Asaki Akui Kinerja Industri Keramik Nasional Makin Gemilang Pasca Penurunan Harga Gas

Oleh : Ridwan | Kamis, 15 April 2021 - 15:22 WIB

INDUSTRY.co.id - Jakarta - Kinerja industri keramik nasional terus meningkat, dimana pada kuartal I tahun 2021 telah mencapai level 75%, dan menjadi yang tertinggi sejak tahun 2015. Pencapaian tersebut juga selaras dengan Purchasing Managers Index (PMI) Manufaktur Indonesia yang meningkat ke level 53,2 pada Maret 2021.

"Ini menunjukkan bahwa kebijakan stimulus harga gas USD 6 per MMBTU untuk industri keramik efektif dan waktu yang tepat," kata Ketua Umum Asosiasi Aneka Industri Keramik Indonesia (Asaki) Edy Suyanto kepada INDUSTRY.co.id di Jakarta, Kamis (15/4/2021).
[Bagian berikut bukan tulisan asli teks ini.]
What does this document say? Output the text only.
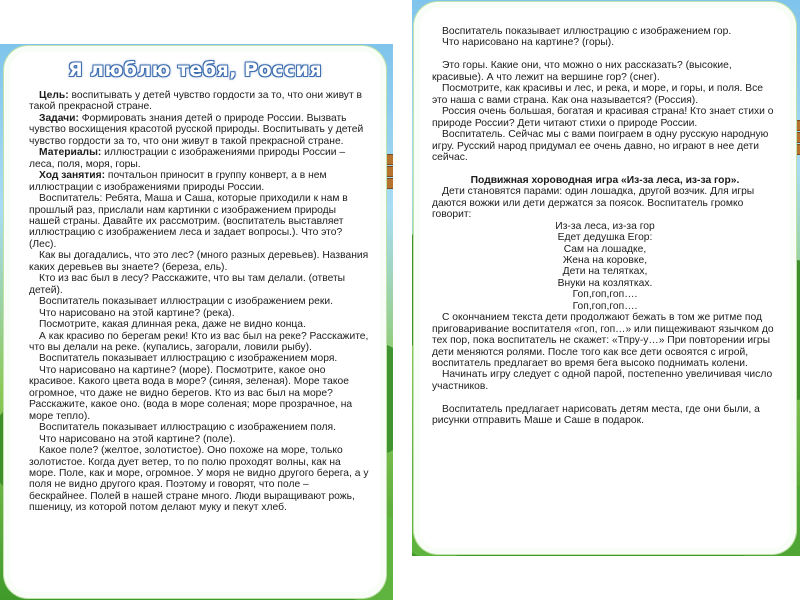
Я люблю тебя, Россия

Цель: воспитывать у детей чувство гордости за то, что они живут в такой прекрасной стране.

Задачи: Формировать знания детей о природе России. Вызвать чувство восхищения красотой русской природы. Воспитывать у детей чувство гордости за то, что они живут в такой прекрасной стране.

Материалы: иллюстрации с изображениями природы России – леса, поля, моря, горы.

Ход занятия: почтальон приносит в группу конверт, а в нем иллюстрации с изображениями природы России.

Воспитатель: Ребята, Маша и Саша, которые приходили к нам в прошлый раз, прислали нам картинки с изображением природы нашей страны. Давайте их рассмотрим. (воспитатель выставляет иллюстрацию с изображением леса и задает вопросы.). Что это? (Лес).

Как вы догадались, что это лес? (много разных деревьев). Названия каких деревьев вы знаете? (береза, ель).

Кто из вас был в лесу? Расскажите, что вы там делали. (ответы детей).

Воспитатель показывает иллюстрации с изображением реки.

Что нарисовано на этой картине? (река).

Посмотрите, какая длинная река, даже не видно конца.

А как красиво по берегам реки! Кто из вас был на реке? Расскажите, что вы делали на реке. (купались, загорали, ловили рыбу).

Воспитатель показывает иллюстрацию с изображением моря.

Что нарисовано на картине? (море). Посмотрите, какое оно красивое. Какого цвета вода в море? (синяя, зеленая). Море такое огромное, что даже не видно берегов. Кто из вас был на море? Расскажите, какое оно. (вода в море соленая; море прозрачное, на море тепло).

Воспитатель показывает иллюстрацию с изображением поля.

Что нарисовано на этой картине? (поле).

Какое поле? (желтое, золотистое). Оно похоже на море, только золотистое. Когда дует ветер, то по полю проходят волны, как на море. Поле, как и море, огромное. У моря не видно другого берега, а у поля не видно другого края. Поэтому и говорят, что поле – бескрайнее. Полей в нашей стране много. Люди выращивают рожь, пшеницу, из которой потом делают муку и пекут хлеб.

Воспитатель показывает иллюстрацию с изображением гор.

Что нарисовано на картине? (горы).

Это горы. Какие они, что можно о них рассказать? (высокие, красивые). А что лежит на вершине гор? (снег).

Посмотрите, как красивы и лес, и река, и море, и горы, и поля. Все это наша с вами страна. Как она называется? (Россия).

Россия очень большая, богатая и красивая страна! Кто знает стихи о природе России? Дети читают стихи о природе России.

Воспитатель. Сейчас мы с вами поиграем в одну русскую народную игру. Русский народ придумал ее очень давно, но играют в нее дети сейчас.

Подвижная хороводная игра «Из-за леса, из-за гор».

Дети становятся парами: один лошадка, другой возчик. Для игры даются вожжи или дети держатся за поясок. Воспитатель громко говорит:

Из-за леса, из-за гор
Едет дедушка Егор:
Сам на лошадке,
Жена на коровке,
Дети на телятках,
Внуки на козлятках.
Гоп,гоп,гоп….
Гоп,гоп,гоп….

С окончанием текста дети продолжают бежать в том же ритме под приговаривание воспитателя «гоп, гоп…» или пищеживают язычком до тех пор, пока воспитатель не скажет: «Тпру-у…» При повторении игры дети меняются ролями. После того как все дети освоятся с игрой, воспитатель предлагает во время бега высоко поднимать колени.

Начинать игру следует с одной парой, постепенно увеличивая число участников.

Воспитатель предлагает нарисовать детям места, где они были, а рисунки отправить Маше и Саше в подарок.
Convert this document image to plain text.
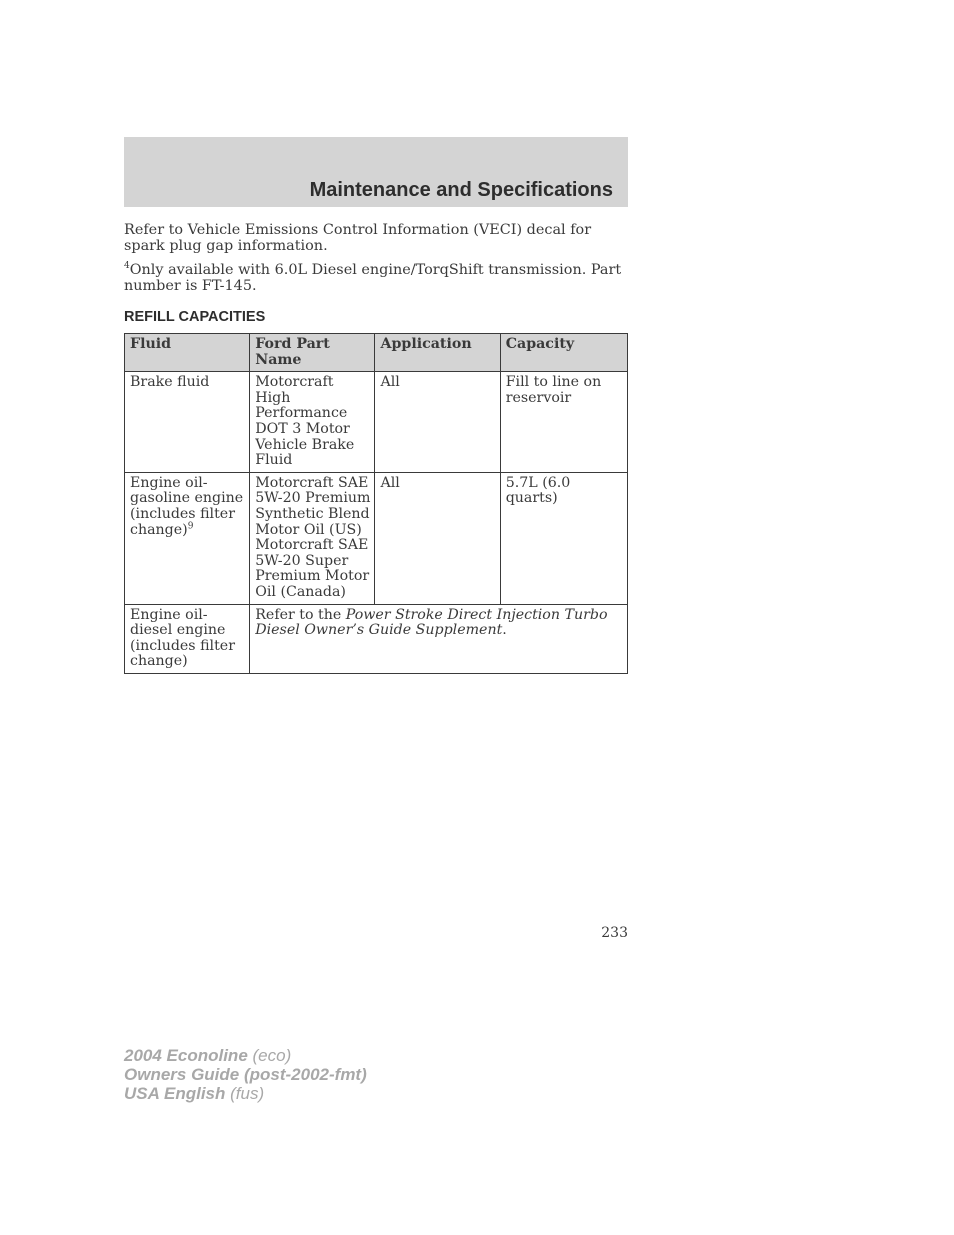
Maintenance and Specifications
Refer to Vehicle Emissions Control Information (VECI) decal for spark plug gap information.
$^4$Only available with 6.0L Diesel engine/TorqShift transmission. Part number is FT-145.
REFILL CAPACITIES
Fluid	Ford Part Name	Application	Capacity
Brake fluid	Motorcraft High Performance DOT 3 Motor Vehicle Brake Fluid	All	Fill to line on reservoir
Engine oil-gasoline engine (includes filter change)$^9$	Motorcraft SAE 5W-20 Premium Synthetic Blend Motor Oil (US) Motorcraft SAE 5W-20 Super Premium Motor Oil (Canada)	All	5.7L (6.0 quarts)
Engine oil-diesel engine (includes filter change)	Refer to the Power Stroke Direct Injection Turbo Diesel Owner’s Guide Supplement.		
233
2004 Econoline (eco)
Owners Guide (post-2002-fmt)
USA English (fus)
Dijelaskan Edy, industri keramik dalam negeri lebih cepat pulih dan bangkit di tengah pandemi, hal ini tidak lepas dari peran pemerintah lewan program Pemulihan Ekonomi Nasional (PEN), dana desa, dan percepatan penyerapan anggaran belanja nasional dan daerah, sehingga tren peningkatan tingkat utilitas dapat terjaga karena adanya pemulihan daya beli.

"Bahkan, kabar yang menggembirakan di bulan April 2021, tingkat utilisasi produksi nasional sudah mencapai 78%," terangnya.

Lebih lanjut, Edy menjelaskan, peluang bagi industri keramik di masa depan sangat terbuka lebar antara lain, memanfaatkan pasar ekspor dengan lebih agresif pasca penurunan harga gas, serta konsumsi keramik per kapita Indonesia yang masih rendah sebesar 1,8 meter persegi per kapita sedangkan rata-rata konsumsi per kapita dunia di level 2,5 meter persegi per kapita (sumber World Ceramic Tiles Manufacturer Forum) dan rata-rata konsumsi negara tetangga di Asean di atas 3 meter persegi per kapita.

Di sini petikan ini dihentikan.